Some prison projects have rejected both bond and bank debt financing. Correction Corporation of America (CCA) and Sodexo are the sponsors of the £60 million Agecroft prison in Salford, UK ? an 800-bed category B prison. The project, the fourth prison deal to be financed under the UK's Private Finance Initiative (PFI), was initially to be financed using a project bond managed by Morgan Stanley. But despite the fact that ?the deal was eminently doable,? according to David Gye, advisory director at Morgan Stanley Dean Witter in London, the sponsors chose to switch to an equity finance deal through a US real estate trust which was linked to the sponsor.

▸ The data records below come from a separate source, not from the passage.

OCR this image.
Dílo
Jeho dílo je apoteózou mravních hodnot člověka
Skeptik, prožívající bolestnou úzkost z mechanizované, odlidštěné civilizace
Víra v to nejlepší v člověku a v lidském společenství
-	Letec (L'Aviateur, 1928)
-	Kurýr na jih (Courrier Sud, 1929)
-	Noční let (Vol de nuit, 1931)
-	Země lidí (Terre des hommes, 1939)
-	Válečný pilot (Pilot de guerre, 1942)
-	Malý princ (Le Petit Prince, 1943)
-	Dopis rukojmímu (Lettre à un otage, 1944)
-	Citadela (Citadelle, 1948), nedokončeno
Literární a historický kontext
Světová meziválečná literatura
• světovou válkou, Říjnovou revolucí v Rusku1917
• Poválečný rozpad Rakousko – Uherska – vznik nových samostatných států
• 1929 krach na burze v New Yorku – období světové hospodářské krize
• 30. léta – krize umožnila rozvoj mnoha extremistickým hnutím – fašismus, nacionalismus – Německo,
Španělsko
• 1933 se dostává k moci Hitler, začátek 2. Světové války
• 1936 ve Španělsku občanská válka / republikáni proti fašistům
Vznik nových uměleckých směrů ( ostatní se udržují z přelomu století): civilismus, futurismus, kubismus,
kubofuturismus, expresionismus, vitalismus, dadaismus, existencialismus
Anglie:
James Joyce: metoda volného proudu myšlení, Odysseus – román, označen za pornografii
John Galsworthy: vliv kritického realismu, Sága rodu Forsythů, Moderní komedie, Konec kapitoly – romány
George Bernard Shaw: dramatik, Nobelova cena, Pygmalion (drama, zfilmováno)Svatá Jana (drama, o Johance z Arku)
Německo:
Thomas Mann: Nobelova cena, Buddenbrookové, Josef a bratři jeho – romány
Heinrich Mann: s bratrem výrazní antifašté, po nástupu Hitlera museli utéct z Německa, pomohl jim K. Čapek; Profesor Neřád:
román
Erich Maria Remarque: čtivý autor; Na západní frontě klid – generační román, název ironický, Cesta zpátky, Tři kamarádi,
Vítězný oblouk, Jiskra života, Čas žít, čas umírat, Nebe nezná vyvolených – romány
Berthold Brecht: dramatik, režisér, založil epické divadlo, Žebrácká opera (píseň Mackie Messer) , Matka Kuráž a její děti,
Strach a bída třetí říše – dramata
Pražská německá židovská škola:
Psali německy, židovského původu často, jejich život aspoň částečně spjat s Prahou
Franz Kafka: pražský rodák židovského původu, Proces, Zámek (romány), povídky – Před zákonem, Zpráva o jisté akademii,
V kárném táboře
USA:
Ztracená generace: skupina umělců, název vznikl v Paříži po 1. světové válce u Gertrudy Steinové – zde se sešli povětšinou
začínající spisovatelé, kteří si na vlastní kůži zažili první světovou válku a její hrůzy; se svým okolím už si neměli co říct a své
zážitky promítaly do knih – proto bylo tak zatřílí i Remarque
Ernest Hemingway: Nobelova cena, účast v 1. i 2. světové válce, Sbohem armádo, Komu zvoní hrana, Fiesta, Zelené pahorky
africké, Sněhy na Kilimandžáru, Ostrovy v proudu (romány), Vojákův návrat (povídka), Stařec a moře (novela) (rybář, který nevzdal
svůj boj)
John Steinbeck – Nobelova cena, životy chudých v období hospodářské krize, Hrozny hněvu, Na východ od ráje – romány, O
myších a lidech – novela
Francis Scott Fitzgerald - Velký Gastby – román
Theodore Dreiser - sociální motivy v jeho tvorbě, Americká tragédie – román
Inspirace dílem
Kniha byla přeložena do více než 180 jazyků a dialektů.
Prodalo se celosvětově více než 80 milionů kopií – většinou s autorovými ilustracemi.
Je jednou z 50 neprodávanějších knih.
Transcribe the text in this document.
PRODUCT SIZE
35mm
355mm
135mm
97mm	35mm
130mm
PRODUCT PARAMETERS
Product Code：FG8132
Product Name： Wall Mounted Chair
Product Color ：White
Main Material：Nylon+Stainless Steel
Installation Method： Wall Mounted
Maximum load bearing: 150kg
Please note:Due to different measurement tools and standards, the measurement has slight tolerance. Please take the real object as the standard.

At the time of funding one of the main shareholders merging with CCA had already funded a number of similar real estate projects in the US and wanted to extend the funding to the UK. The sponsors felt that the CCA-REIT financing package that emerged would be an easier and quicker method of financing. In the event REIT and CCA demerged. This kind of funding has not been available for subsequent prison deals.

Says Alan Douglas, vice-president in the EMEA project finance group at Bank of America in London: ?Prison deals are still appealing. There is a ready supply of lenders for all of these projects and genuine competition for deals. However, on some of the smaller deals there tends to be a different group of banks who do the deals now.?

Other bankers agree. With the Prison Service increasingly reducing its risk and shaving down margins as low as they can go, larger lenders are making way for smaller financiers.